Cholera outbreak in Nigeria and Niger: Thousands have died and thousands more are sick

The cholera outbreak in Nigeria and Niger has already killed thousands of people and thousands more are ill.

And neighbouring country Chad is taking every precaution to prevent the outbreak reaching it.

In Niger, the latest report puts the death figure at 100 in four months, with 2,874 sick.

The outbreak has hit six of Niger’s eight regions – the capital Niamey, Tahoua in the northwest, Dosso in the southwest, Maradi in the south, Zinder in the southeast and Tillaberi in the west – and it continues to gain ground.

In Nigeria, the disease has been raging for more than six months with 100 people dying in the Niger State in the west. The state’s health commissioner, Muhammad Makusidi, said the disease had reached five local government areas since the beginning of September.

He attributed the outbreak to open defecation and indiscriminate waste disposal.

An estimated 65,145 people have been affected by the disease and more than 2,000 have died in the country since January.

The disease rages every year in these so-called endemic countries where access to clean drinking water remains a challenge. Only 14% of the estimated population of more than 200 million have access to a safe drinking water.

The disease continues to rage and has started to reach neighbouring countries.

In Mali, two suspected cases of cholera have been detected in Ansongo, in the region of Gao, near the border with Niger.

The spread of the disease is starting to worry neighbouring countries that have not been affected.

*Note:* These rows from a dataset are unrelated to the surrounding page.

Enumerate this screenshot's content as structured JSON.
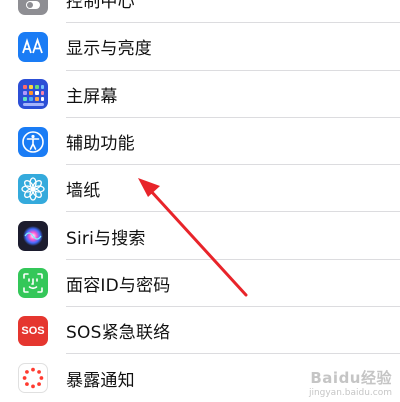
{
  "settings": {
    "items": [
      {
        "label": "控制中心",
        "icon": "toggle-switches-icon",
        "color": "#8e8e93"
      },
      {
        "label": "显示与亮度",
        "icon": "text-size-aa-icon",
        "color": "#1a7cf5"
      },
      {
        "label": "主屏幕",
        "icon": "app-grid-icon",
        "color": "#2c4fd6"
      },
      {
        "label": "辅助功能",
        "icon": "accessibility-person-icon",
        "color": "#1a7cf5"
      },
      {
        "label": "墙纸",
        "icon": "flower-icon",
        "color": "#34aadc"
      },
      {
        "label": "Siri与搜索",
        "icon": "siri-orb-icon",
        "color": "#1c1c2e"
      },
      {
        "label": "面容ID与密码",
        "icon": "face-id-icon",
        "color": "#34c759"
      },
      {
        "label": "SOS紧急联络",
        "icon": "sos-icon",
        "color": "#e5362f",
        "icon_text": "SOS"
      },
      {
        "label": "暴露通知",
        "icon": "exposure-notification-icon",
        "color": "#ff3b30"
      }
    ]
  },
  "annotation": {
    "arrow_color": "#e8242a",
    "points_to": "辅助功能"
  },
  "watermark": {
    "main": "Baidu经验",
    "sub": "jingyan.baidu.com"
  }
}
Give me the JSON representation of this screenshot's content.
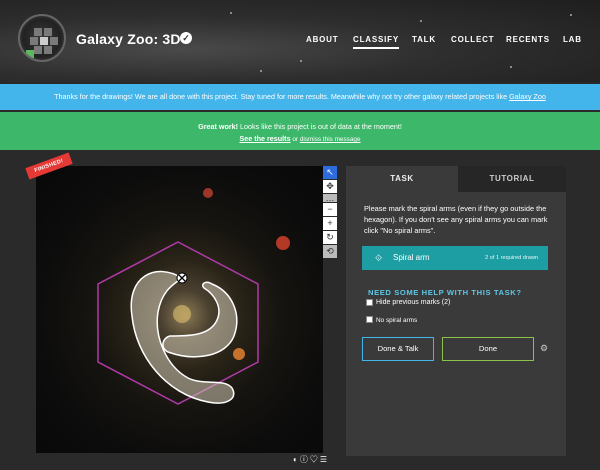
{
  "header": {
    "title": "Galaxy Zoo: 3D",
    "nav": [
      {
        "label": "ABOUT",
        "active": false
      },
      {
        "label": "CLASSIFY",
        "active": true
      },
      {
        "label": "TALK",
        "active": false
      },
      {
        "label": "COLLECT",
        "active": false
      },
      {
        "label": "RECENTS",
        "active": false
      },
      {
        "label": "LAB",
        "active": false
      }
    ]
  },
  "banner_blue": {
    "text": "Thanks for the drawings! We are all done with this project. Stay tuned for more results. Meanwhile why not try other galaxy related projects like ",
    "link": "Galaxy Zoo"
  },
  "banner_green": {
    "bold": "Great work!",
    "text": " Looks like this project is out of data at the moment!",
    "results_link": "See the results",
    "or_text": " or ",
    "dismiss_link": "dismiss this message"
  },
  "subject": {
    "badge": "FINISHED!"
  },
  "task_panel": {
    "tabs": [
      "TASK",
      "TUTORIAL"
    ],
    "instructions": "Please mark the spiral arms (even if they go outside the hexagon). If you don't see any spiral arms you can mark click \"No spiral arms\".",
    "tool": {
      "label": "Spiral arm",
      "count": "2 of 1 required drawn"
    },
    "help_title": "NEED SOME HELP WITH THIS TASK?",
    "options": [
      "Hide previous marks (2)",
      "No spiral arms"
    ],
    "done_talk": "Done & Talk",
    "done": "Done"
  },
  "icons": {
    "verified": "check-circle-icon",
    "settings": "gear-icon"
  },
  "colors": {
    "blue_banner": "#43b5ea",
    "green_banner": "#3db86a",
    "teal_button": "#1d9ea3",
    "finished_badge": "#e53935",
    "hexagon": "#b03aa8"
  }
}
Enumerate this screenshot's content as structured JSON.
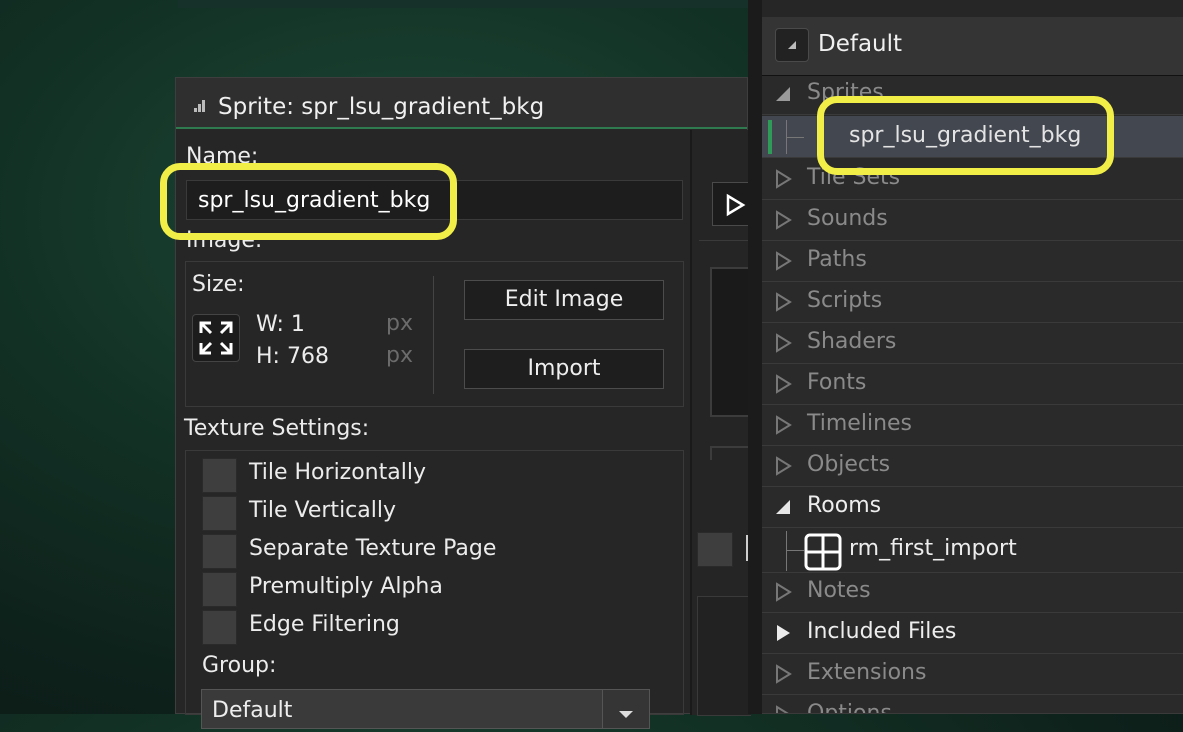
{
  "sprite_window": {
    "title": "Sprite: spr_lsu_gradient_bkg",
    "name_label": "Name:",
    "name_value": "spr_lsu_gradient_bkg",
    "image_label": "Image:",
    "size_label": "Size:",
    "width_text": "W: 1",
    "height_text": "H: 768",
    "unit": "px",
    "edit_image_label": "Edit Image",
    "import_label": "Import",
    "texture_settings_label": "Texture Settings:",
    "texture_options": [
      {
        "label": "Tile Horizontally",
        "checked": false
      },
      {
        "label": "Tile Vertically",
        "checked": false
      },
      {
        "label": "Separate Texture Page",
        "checked": false
      },
      {
        "label": "Premultiply Alpha",
        "checked": false
      },
      {
        "label": "Edge Filtering",
        "checked": false
      }
    ],
    "group_label": "Group:",
    "group_value": "Default"
  },
  "resource_tree": {
    "config": "Default",
    "items": [
      {
        "label": "Sprites",
        "state": "expanded"
      },
      {
        "label": "spr_lsu_gradient_bkg",
        "state": "child-selected"
      },
      {
        "label": "Tile Sets",
        "state": "empty"
      },
      {
        "label": "Sounds",
        "state": "empty"
      },
      {
        "label": "Paths",
        "state": "empty"
      },
      {
        "label": "Scripts",
        "state": "empty"
      },
      {
        "label": "Shaders",
        "state": "empty"
      },
      {
        "label": "Fonts",
        "state": "empty"
      },
      {
        "label": "Timelines",
        "state": "empty"
      },
      {
        "label": "Objects",
        "state": "empty"
      },
      {
        "label": "Rooms",
        "state": "expanded"
      },
      {
        "label": "rm_first_import",
        "state": "child"
      },
      {
        "label": "Notes",
        "state": "empty"
      },
      {
        "label": "Included Files",
        "state": "collapsed"
      },
      {
        "label": "Extensions",
        "state": "empty"
      },
      {
        "label": "Options",
        "state": "empty"
      }
    ]
  },
  "colors": {
    "highlight": "#f1ee48",
    "accent_green": "#2f7a4f",
    "selection": "#434750"
  }
}
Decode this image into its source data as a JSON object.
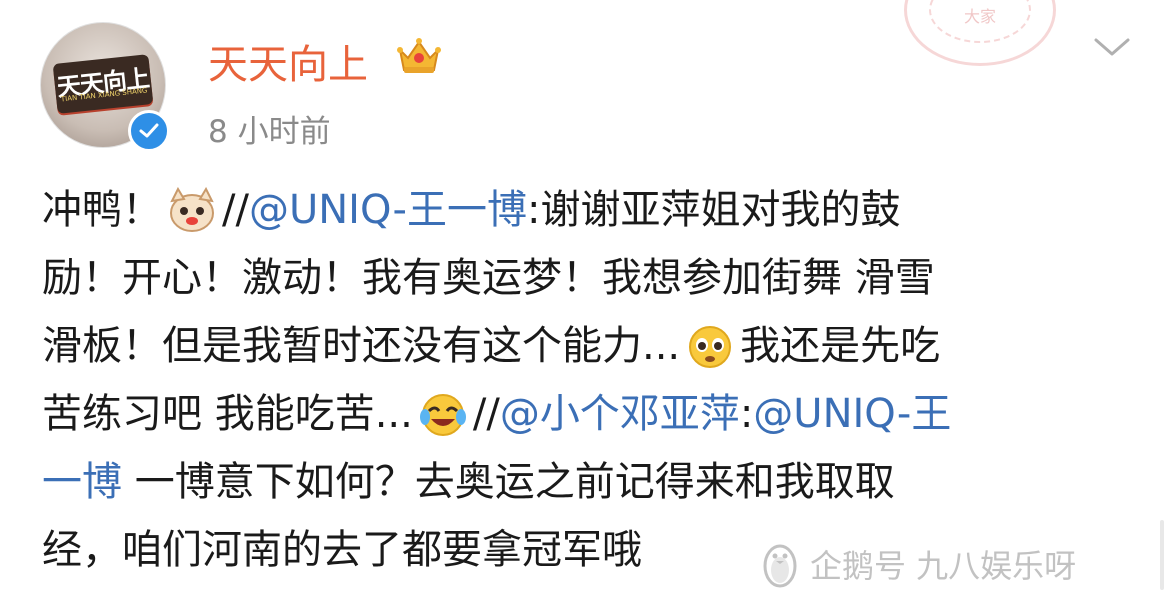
{
  "post": {
    "username": "天天向上",
    "timestamp": "8 小时前",
    "avatar_logo_text": "天天向上",
    "avatar_logo_sub": "TIAN TIAN XIANG SHANG",
    "stamp_text": "大家",
    "colors": {
      "username": "#e8633b",
      "mention": "#3b6fb6",
      "verified": "#2e8fe6",
      "text": "#1a1a1a",
      "timestamp": "#8a8a8a"
    },
    "icons": [
      "crown-icon",
      "verified-icon",
      "chevron-down-icon",
      "emoji-doge-icon",
      "emoji-pleading-icon",
      "emoji-laugh-cry-icon",
      "penguin-icon"
    ],
    "body": {
      "l1_a": "冲鸭！",
      "l1_b": "//",
      "l1_mention": "@UNIQ-王一博",
      "l1_c": ":谢谢亚萍姐对我的鼓",
      "l2": "励！开心！激动！我有奥运梦！我想参加街舞 滑雪",
      "l3_a": "滑板！但是我暂时还没有这个能力...",
      "l3_b": "我还是先吃",
      "l4_a": "苦练习吧 我能吃苦...",
      "l4_b": "//",
      "l4_mention1": "@小个邓亚萍",
      "l4_c": ":",
      "l4_mention2": "@UNIQ-王",
      "l5_mention": "一博",
      "l5_a": " 一博意下如何？去奥运之前记得来和我取取",
      "l6": "经，咱们河南的去了都要拿冠军哦"
    }
  },
  "watermark": {
    "text": "企鹅号 九八娱乐呀"
  }
}
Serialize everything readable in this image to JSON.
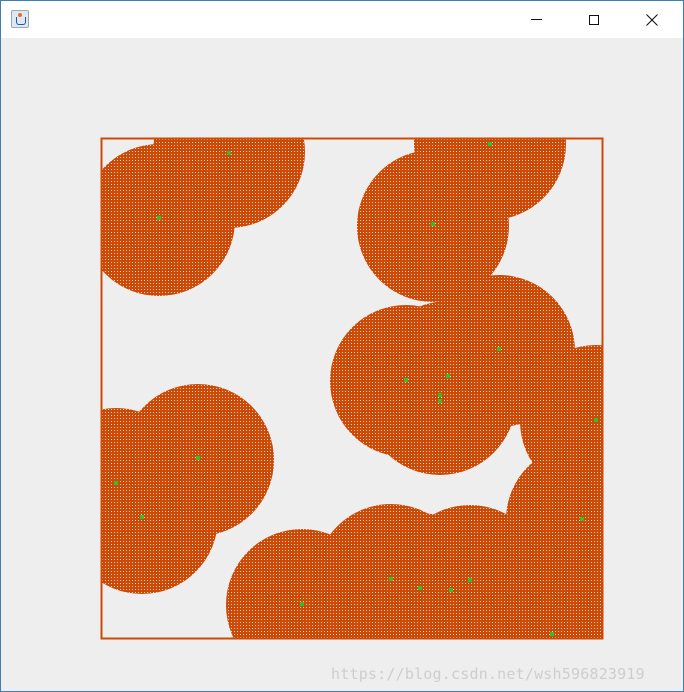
{
  "window": {
    "controls": {
      "minimize_icon": "minimize-icon",
      "maximize_icon": "maximize-icon",
      "close_icon": "close-icon"
    },
    "app_icon": "java-cup-icon"
  },
  "canvas": {
    "fill_color": "#cc4a06",
    "grid_color": "#f0d2c0",
    "frame_color": "#cc4a06",
    "point_color": "#2fc02f",
    "point_count": 24
  },
  "watermark": {
    "text": "https://blog.csdn.net/wsh596823919"
  }
}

In Chad, in a virtual meeting hosted by Dr Abdoulaye Saber Fadoul, the Minister of Public Health and National Solidarity, on Thursday, September 17, it was agreed that every necessary step should be taken to thwart an outbreak of cholera.

Among the measures health authorities agreed to was the delivery of cholera treatment kits to the border provinces of Lac and Kanem. There would also be awareness campaigns about the need for cleanliness, including frequent hand washing.

Dr Jean Bosco Ndihokubwayo, the World Health Organisation’s representative in Chad, attended the meeting. He promised that Chad would get the organisation’s full support in the fight against an outbreak.

In 2017, an outbreak of cholera in Chad resulted in 450 cases and 59 deaths, with a case fatality rate of 13% in Sila and Salamat.

In 2011, the disease affected 11,000 people, killing 400 people.